ENTRETIEN – À 63 ans, Samy Naceri dit être un homme tout neuf. L’acteur de « Taxi » est au casting de « Mémoires à vif », diffusé samedi par France 3 à l’occasion de l’hommage national aux harkis.Luc Besson l'a propulsé au sommet en lui offrant en 1998 le rôle de chauffeur-chauffard dans Taxi. Comme une allégorie de l'existence de ce Franco-Algérien qui, malgré son envie de piloter sa vie sans franchir la ligne blanche, est condamné par cette rage qui le ronge et qui le fauche jusqu'à lui faire enchaîner les séjours en prison. Aujourd'hui, Samy Naceri assure être « homme tout neuf ». Un repenti de ces trente-cinq ans de conneries, mais surtout de gâchis pour cet acteur qui, en 2006, a reçu le prix d'interprétation masculine au Festival de Cannes pour le film Indigènes. À 63 ans, il fourmille de projets, notamment avec l'écriture d'un biopic sur sa vie « pour rétablir certaines vérités ». Après une heure en tête à tête et yeux dans les yeux, on a vraiment envie d'y croire, à cette résurrection.

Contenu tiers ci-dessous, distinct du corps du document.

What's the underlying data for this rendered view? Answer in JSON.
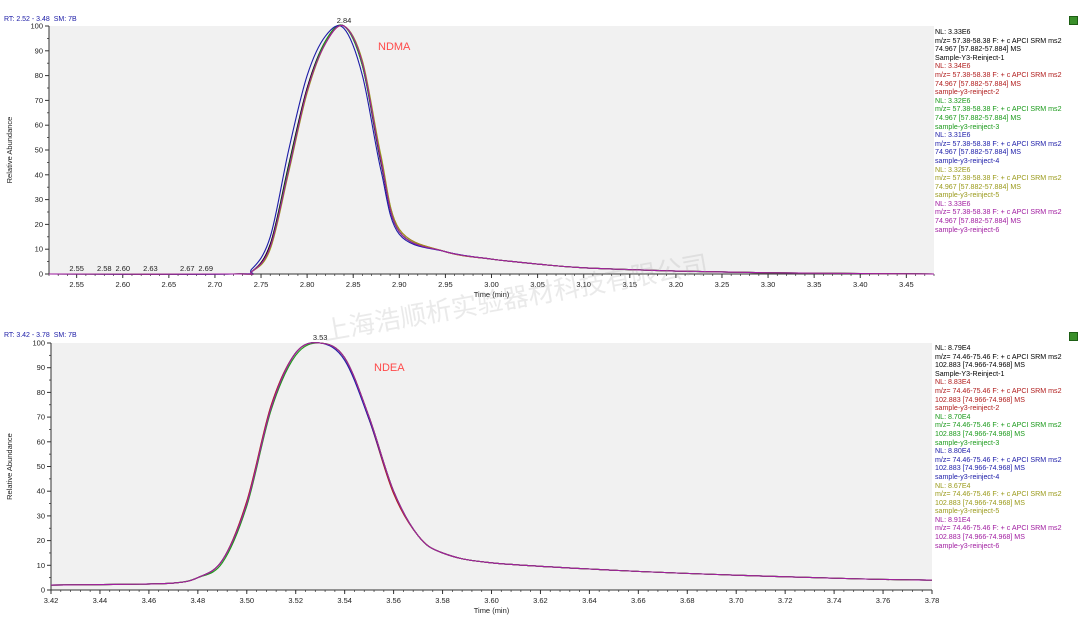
{
  "panels": [
    {
      "header": {
        "rt_label": "RT: 2.52 - 3.48",
        "sm_label": "SM: 7B"
      },
      "compound_label": "NDMA",
      "compound_color": "#ff4a4a",
      "legend": [
        {
          "nl": "NL: 3.33E6",
          "line1": "m/z= 57.38-58.38 F: + c APCI SRM ms2",
          "line2": "74.967 [57.882-57.884]  MS",
          "sample": "Sample-Y3-Reinject-1",
          "color": "#000000"
        },
        {
          "nl": "NL: 3.34E6",
          "line1": "m/z= 57.38-58.38 F: + c APCI SRM ms2",
          "line2": "74.967 [57.882-57.884]  MS",
          "sample": "sample-y3-reinject-2",
          "color": "#b01c1c"
        },
        {
          "nl": "NL: 3.32E6",
          "line1": "m/z= 57.38-58.38 F: + c APCI SRM ms2",
          "line2": "74.967 [57.882-57.884]  MS",
          "sample": "sample-y3-reinject-3",
          "color": "#1a9a1a"
        },
        {
          "nl": "NL: 3.31E6",
          "line1": "m/z= 57.38-58.38 F: + c APCI SRM ms2",
          "line2": "74.967 [57.882-57.884]  MS",
          "sample": "sample-y3-reinject-4",
          "color": "#1c1ca8"
        },
        {
          "nl": "NL: 3.32E6",
          "line1": "m/z= 57.38-58.38 F: + c APCI SRM ms2",
          "line2": "74.967 [57.882-57.884]  MS",
          "sample": "sample-y3-reinject-5",
          "color": "#9a9a1a"
        },
        {
          "nl": "NL: 3.33E6",
          "line1": "m/z= 57.38-58.38 F: + c APCI SRM ms2",
          "line2": "74.967 [57.882-57.884]  MS",
          "sample": "sample-y3-reinject-6",
          "color": "#a01ca0"
        }
      ]
    },
    {
      "header": {
        "rt_label": "RT: 3.42 - 3.78",
        "sm_label": "SM: 7B"
      },
      "compound_label": "NDEA",
      "compound_color": "#ff4a4a",
      "legend": [
        {
          "nl": "NL: 8.79E4",
          "line1": "m/z= 74.46-75.46 F: + c APCI SRM ms2",
          "line2": "102.883 [74.966-74.968]  MS",
          "sample": "Sample-Y3-Reinject-1",
          "color": "#000000"
        },
        {
          "nl": "NL: 8.83E4",
          "line1": "m/z= 74.46-75.46 F: + c APCI SRM ms2",
          "line2": "102.883 [74.966-74.968]  MS",
          "sample": "sample-y3-reinject-2",
          "color": "#b01c1c"
        },
        {
          "nl": "NL: 8.70E4",
          "line1": "m/z= 74.46-75.46 F: + c APCI SRM ms2",
          "line2": "102.883 [74.966-74.968]  MS",
          "sample": "sample-y3-reinject-3",
          "color": "#1a9a1a"
        },
        {
          "nl": "NL: 8.80E4",
          "line1": "m/z= 74.46-75.46 F: + c APCI SRM ms2",
          "line2": "102.883 [74.966-74.968]  MS",
          "sample": "sample-y3-reinject-4",
          "color": "#1c1ca8"
        },
        {
          "nl": "NL: 8.67E4",
          "line1": "m/z= 74.46-75.46 F: + c APCI SRM ms2",
          "line2": "102.883 [74.966-74.968]  MS",
          "sample": "sample-y3-reinject-5",
          "color": "#9a9a1a"
        },
        {
          "nl": "NL: 8.91E4",
          "line1": "m/z= 74.46-75.46 F: + c APCI SRM ms2",
          "line2": "102.883 [74.966-74.968]  MS",
          "sample": "sample-y3-reinject-6",
          "color": "#a01ca0"
        }
      ]
    }
  ],
  "watermark": "上海浩顺析实验器材科技有限公司",
  "chart_data": [
    {
      "type": "line",
      "xlabel": "Time (min)",
      "ylabel": "Relative Abundance",
      "xlim": [
        2.52,
        3.48
      ],
      "ylim": [
        0,
        100
      ],
      "xticks": [
        "2.55",
        "2.60",
        "2.65",
        "2.70",
        "2.75",
        "2.80",
        "2.85",
        "2.90",
        "2.95",
        "3.00",
        "3.05",
        "3.10",
        "3.15",
        "3.20",
        "3.25",
        "3.30",
        "3.35",
        "3.40",
        "3.45"
      ],
      "yticks": [
        "0",
        "10",
        "20",
        "30",
        "40",
        "50",
        "60",
        "70",
        "80",
        "90",
        "100"
      ],
      "peak_labels": [
        {
          "x": 2.84,
          "y": 100,
          "text": "2.84"
        },
        {
          "x": 2.55,
          "y": 0,
          "text": "2.55"
        },
        {
          "x": 2.58,
          "y": 0,
          "text": "2.58"
        },
        {
          "x": 2.6,
          "y": 0,
          "text": "2.60"
        },
        {
          "x": 2.63,
          "y": 0,
          "text": "2.63"
        },
        {
          "x": 2.67,
          "y": 0,
          "text": "2.67"
        },
        {
          "x": 2.69,
          "y": 0,
          "text": "2.69"
        }
      ],
      "x": [
        2.52,
        2.72,
        2.74,
        2.76,
        2.78,
        2.8,
        2.82,
        2.84,
        2.86,
        2.88,
        2.9,
        2.95,
        3.0,
        3.05,
        3.1,
        3.2,
        3.3,
        3.4,
        3.48
      ],
      "series": [
        {
          "color": "#000000",
          "values": [
            0,
            0,
            1,
            12,
            44,
            75,
            94,
            100,
            84,
            45,
            17,
            9,
            6,
            4,
            2.5,
            1.2,
            0.5,
            0.2,
            0
          ]
        },
        {
          "color": "#b01c1c",
          "values": [
            0,
            0,
            1,
            11,
            42,
            74,
            93,
            100,
            85,
            47,
            18,
            9,
            6,
            4,
            2.5,
            1.2,
            0.5,
            0.2,
            0
          ]
        },
        {
          "color": "#1a9a1a",
          "values": [
            0,
            0,
            1,
            11,
            43,
            74,
            94,
            100,
            84,
            46,
            17,
            9,
            6,
            4,
            2.5,
            1.2,
            0.5,
            0.2,
            0
          ]
        },
        {
          "color": "#1c1ca8",
          "values": [
            0,
            0,
            2,
            15,
            50,
            80,
            96,
            99,
            80,
            42,
            16,
            9,
            6,
            4,
            2.5,
            1.2,
            0.5,
            0.2,
            0
          ]
        },
        {
          "color": "#9a9a1a",
          "values": [
            0,
            0,
            1,
            10,
            41,
            73,
            93,
            100,
            86,
            48,
            18,
            9,
            6,
            4,
            2.5,
            1.2,
            0.5,
            0.2,
            0
          ]
        },
        {
          "color": "#a01ca0",
          "values": [
            0,
            0,
            1,
            11,
            42,
            74,
            93,
            100,
            85,
            46,
            17,
            9,
            6,
            4,
            2.5,
            1.2,
            0.5,
            0.2,
            0
          ]
        }
      ]
    },
    {
      "type": "line",
      "xlabel": "Time (min)",
      "ylabel": "Relative Abundance",
      "xlim": [
        3.42,
        3.78
      ],
      "ylim": [
        0,
        100
      ],
      "xticks": [
        "3.42",
        "3.44",
        "3.46",
        "3.48",
        "3.50",
        "3.52",
        "3.54",
        "3.56",
        "3.58",
        "3.60",
        "3.62",
        "3.64",
        "3.66",
        "3.68",
        "3.70",
        "3.72",
        "3.74",
        "3.76",
        "3.78"
      ],
      "yticks": [
        "0",
        "10",
        "20",
        "30",
        "40",
        "50",
        "60",
        "70",
        "80",
        "90",
        "100"
      ],
      "peak_labels": [
        {
          "x": 3.53,
          "y": 100,
          "text": "3.53"
        }
      ],
      "x": [
        3.42,
        3.45,
        3.47,
        3.48,
        3.49,
        3.5,
        3.51,
        3.52,
        3.53,
        3.54,
        3.55,
        3.56,
        3.57,
        3.58,
        3.6,
        3.65,
        3.7,
        3.75,
        3.78
      ],
      "series": [
        {
          "color": "#000000",
          "values": [
            2,
            2.3,
            2.8,
            5,
            12,
            35,
            74,
            96,
            100,
            94,
            70,
            40,
            22,
            15,
            11,
            8,
            6,
            4.5,
            4
          ]
        },
        {
          "color": "#b01c1c",
          "values": [
            2,
            2.3,
            2.8,
            5,
            12,
            36,
            75,
            96,
            100,
            94,
            69,
            39,
            22,
            15,
            11,
            8,
            6,
            4.5,
            4
          ]
        },
        {
          "color": "#1a9a1a",
          "values": [
            2,
            2.3,
            2.8,
            5,
            11,
            34,
            73,
            95,
            100,
            94,
            70,
            40,
            22,
            15,
            11,
            8,
            6,
            4.5,
            4
          ]
        },
        {
          "color": "#1c1ca8",
          "values": [
            2,
            2.3,
            2.8,
            5,
            12,
            35,
            74,
            96,
            100,
            93,
            69,
            40,
            22,
            15,
            11,
            8,
            6,
            4.5,
            4
          ]
        },
        {
          "color": "#9a9a1a",
          "values": [
            2,
            2.3,
            2.8,
            5,
            12,
            35,
            74,
            96,
            100,
            94,
            70,
            40,
            22,
            15,
            11,
            8,
            6,
            4.5,
            4
          ]
        },
        {
          "color": "#a01ca0",
          "values": [
            2,
            2.3,
            2.8,
            5,
            12,
            35,
            74,
            96,
            100,
            94,
            70,
            40,
            22,
            15,
            11,
            8,
            6,
            4.5,
            4
          ]
        }
      ]
    }
  ]
}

Samy, rassurez-nous... Le passé est derrière vous ?
Soyez rassurée, vous avez en face de vous un tout autre Samy. Je n'ai pas touché une goutte d'alcool depuis dix ans et je m'entoure exclusivement de personnes qui me veulent du bien. Et si je vois des potes ivres morts ou faire des allers-retours aux toilettes, je me casse direct.
Je suis une vraie star en Russie et dans les pays de l'Est.
Quel a été le déclic pour cesser les conneries ?
J'ai fini par en avoir ras le bol d'être traité comme un pestiféré, de voir toutes les portes se fermer devant moi. Un matin, je me suis levé et j'ai eu le courage de dire stop. Je voulais remettre les choses en place et me prendre en main, devenir propre dans ma tête et dans mon corps. Quand on te pointe du doigt toute la journée, que tu es rejeté de partout, que ton téléphone ne sonne plus, il faut être sacrément solide pour ne pas sombrer de nouveau. Si j'ai pu être aussi violent à une époque, c'est parce que j'ai ressenti beaucoup de violence, de rejet, et ça m'a poussé à le devenir. J'avais beau essayer de prouver que j'avais changé, on me parlait systématiquement de mes condamnations ou de mes dérapages. Et puis en 2016, quand tout le monde me fermait les portes, un pote m'a proposé de le rejoindre en Russie... J'y ai fait des allers-retours pendant deux ans et demi.